3) Üçüncü günde denizlerde tek hücreli canlı yaratıldı.
4) Dördüncü günde denizlerde çok hücreli canlılar yaratıldı.
5) Beşinci günde canlılar karalara çıktılar.
6) Altıncı günde insan yaratıldı ve yeryüzünü imara başladı. Şimdilik aya çıkabildi. Sonra güneşin çevresini fethedecektir. Onda onun için rızık vardır.

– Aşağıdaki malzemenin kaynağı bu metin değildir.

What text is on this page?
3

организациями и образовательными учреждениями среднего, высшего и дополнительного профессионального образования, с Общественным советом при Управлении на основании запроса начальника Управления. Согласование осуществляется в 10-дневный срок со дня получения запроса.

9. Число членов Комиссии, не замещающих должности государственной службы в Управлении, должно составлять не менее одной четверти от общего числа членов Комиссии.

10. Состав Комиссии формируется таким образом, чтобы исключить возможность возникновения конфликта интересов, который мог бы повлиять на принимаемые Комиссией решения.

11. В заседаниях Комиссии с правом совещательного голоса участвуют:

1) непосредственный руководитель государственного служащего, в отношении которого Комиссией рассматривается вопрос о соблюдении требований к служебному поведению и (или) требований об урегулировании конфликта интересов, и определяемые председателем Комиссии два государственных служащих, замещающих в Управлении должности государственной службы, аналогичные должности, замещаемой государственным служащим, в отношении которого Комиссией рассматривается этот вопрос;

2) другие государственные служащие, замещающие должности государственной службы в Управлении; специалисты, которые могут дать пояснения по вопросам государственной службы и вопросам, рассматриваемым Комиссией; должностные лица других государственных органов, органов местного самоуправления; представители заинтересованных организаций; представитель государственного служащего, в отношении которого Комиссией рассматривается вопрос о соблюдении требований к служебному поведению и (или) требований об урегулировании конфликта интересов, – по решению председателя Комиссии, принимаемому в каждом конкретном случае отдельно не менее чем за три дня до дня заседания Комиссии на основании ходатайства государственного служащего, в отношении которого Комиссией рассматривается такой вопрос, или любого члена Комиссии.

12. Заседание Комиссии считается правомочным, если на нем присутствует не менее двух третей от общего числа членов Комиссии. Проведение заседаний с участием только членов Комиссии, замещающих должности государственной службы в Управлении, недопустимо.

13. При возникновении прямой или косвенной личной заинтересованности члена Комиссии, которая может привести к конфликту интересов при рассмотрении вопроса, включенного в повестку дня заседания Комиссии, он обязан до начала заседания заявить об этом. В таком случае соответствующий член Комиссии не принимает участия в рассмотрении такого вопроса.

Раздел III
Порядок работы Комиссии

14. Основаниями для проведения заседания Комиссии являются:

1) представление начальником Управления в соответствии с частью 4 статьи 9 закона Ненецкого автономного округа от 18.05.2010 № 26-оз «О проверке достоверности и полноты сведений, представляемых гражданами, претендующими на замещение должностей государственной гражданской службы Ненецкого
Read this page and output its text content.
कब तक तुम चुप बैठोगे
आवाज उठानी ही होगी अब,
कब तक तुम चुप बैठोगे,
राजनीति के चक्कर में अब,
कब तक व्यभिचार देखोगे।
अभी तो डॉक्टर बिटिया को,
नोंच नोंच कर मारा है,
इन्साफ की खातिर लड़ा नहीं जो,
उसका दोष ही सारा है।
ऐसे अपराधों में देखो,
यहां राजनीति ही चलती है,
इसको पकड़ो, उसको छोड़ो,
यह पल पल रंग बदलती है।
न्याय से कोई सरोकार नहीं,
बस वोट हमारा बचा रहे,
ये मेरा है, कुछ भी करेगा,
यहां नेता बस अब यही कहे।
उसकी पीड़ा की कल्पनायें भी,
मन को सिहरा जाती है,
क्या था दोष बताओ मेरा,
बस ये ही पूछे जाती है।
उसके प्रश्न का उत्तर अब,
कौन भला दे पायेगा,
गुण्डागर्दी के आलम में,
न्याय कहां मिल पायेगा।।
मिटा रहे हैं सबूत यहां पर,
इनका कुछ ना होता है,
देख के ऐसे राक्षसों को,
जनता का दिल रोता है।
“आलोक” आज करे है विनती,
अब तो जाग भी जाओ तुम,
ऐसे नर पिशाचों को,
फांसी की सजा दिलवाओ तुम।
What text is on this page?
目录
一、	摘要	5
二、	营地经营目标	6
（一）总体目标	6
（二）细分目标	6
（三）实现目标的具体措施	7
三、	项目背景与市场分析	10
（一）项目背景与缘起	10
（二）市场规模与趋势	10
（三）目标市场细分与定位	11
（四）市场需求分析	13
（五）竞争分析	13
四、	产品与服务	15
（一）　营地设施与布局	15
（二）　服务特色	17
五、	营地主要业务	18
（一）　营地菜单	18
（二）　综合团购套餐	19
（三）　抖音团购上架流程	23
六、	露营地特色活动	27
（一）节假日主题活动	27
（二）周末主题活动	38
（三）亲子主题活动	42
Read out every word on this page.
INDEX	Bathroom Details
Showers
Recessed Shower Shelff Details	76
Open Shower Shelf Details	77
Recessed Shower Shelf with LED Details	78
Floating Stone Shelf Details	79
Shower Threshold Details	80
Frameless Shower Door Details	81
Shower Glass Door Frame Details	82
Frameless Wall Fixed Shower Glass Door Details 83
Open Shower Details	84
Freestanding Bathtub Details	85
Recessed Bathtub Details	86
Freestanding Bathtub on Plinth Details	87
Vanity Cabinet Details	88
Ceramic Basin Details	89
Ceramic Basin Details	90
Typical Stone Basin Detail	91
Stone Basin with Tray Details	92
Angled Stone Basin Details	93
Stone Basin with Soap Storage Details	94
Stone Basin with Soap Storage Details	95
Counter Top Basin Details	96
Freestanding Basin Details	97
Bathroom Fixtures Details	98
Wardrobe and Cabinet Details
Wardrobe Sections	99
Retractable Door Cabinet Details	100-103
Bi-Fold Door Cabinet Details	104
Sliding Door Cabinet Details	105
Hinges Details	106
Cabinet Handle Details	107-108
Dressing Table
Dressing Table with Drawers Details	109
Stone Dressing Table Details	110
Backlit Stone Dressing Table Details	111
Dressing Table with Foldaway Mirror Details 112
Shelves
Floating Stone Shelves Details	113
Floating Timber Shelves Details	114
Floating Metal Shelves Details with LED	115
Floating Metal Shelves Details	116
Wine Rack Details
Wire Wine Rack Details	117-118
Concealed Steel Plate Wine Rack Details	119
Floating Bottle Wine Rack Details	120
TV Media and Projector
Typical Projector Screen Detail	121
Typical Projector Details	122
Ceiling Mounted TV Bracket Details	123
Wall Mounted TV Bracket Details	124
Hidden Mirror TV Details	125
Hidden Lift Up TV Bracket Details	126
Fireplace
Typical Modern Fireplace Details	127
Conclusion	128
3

İşte kâinat altı günde yaratılırken gökte ikinci günde iki gün olarak gökleri düzenledi. İkinci günde yani ikincinin birinci gününde güneş ve gezegenleri, galaksileri oluşturdu. İkinci günde yeri ve gökleri canlıların yaşayabileceği şekle soktu.
Bu arada yani bu ikinci günün ikincisinde yer için ikinci günde gökleri düzenlemiş olmaktadır.
Şimdi gökleri görelim.
a) Bizim parmağımızı birim alırsak 9.41 cm uzunluğundadır. Buna göre yer çevresi 4*10^8 parmaktır. Şimdi ben alıştığımız km ile gökleri anlatacağım En aşağıdaki gök 10 km kalınlığındadır. Yağmur burada yağar. Rüzgarlar buralardan eser.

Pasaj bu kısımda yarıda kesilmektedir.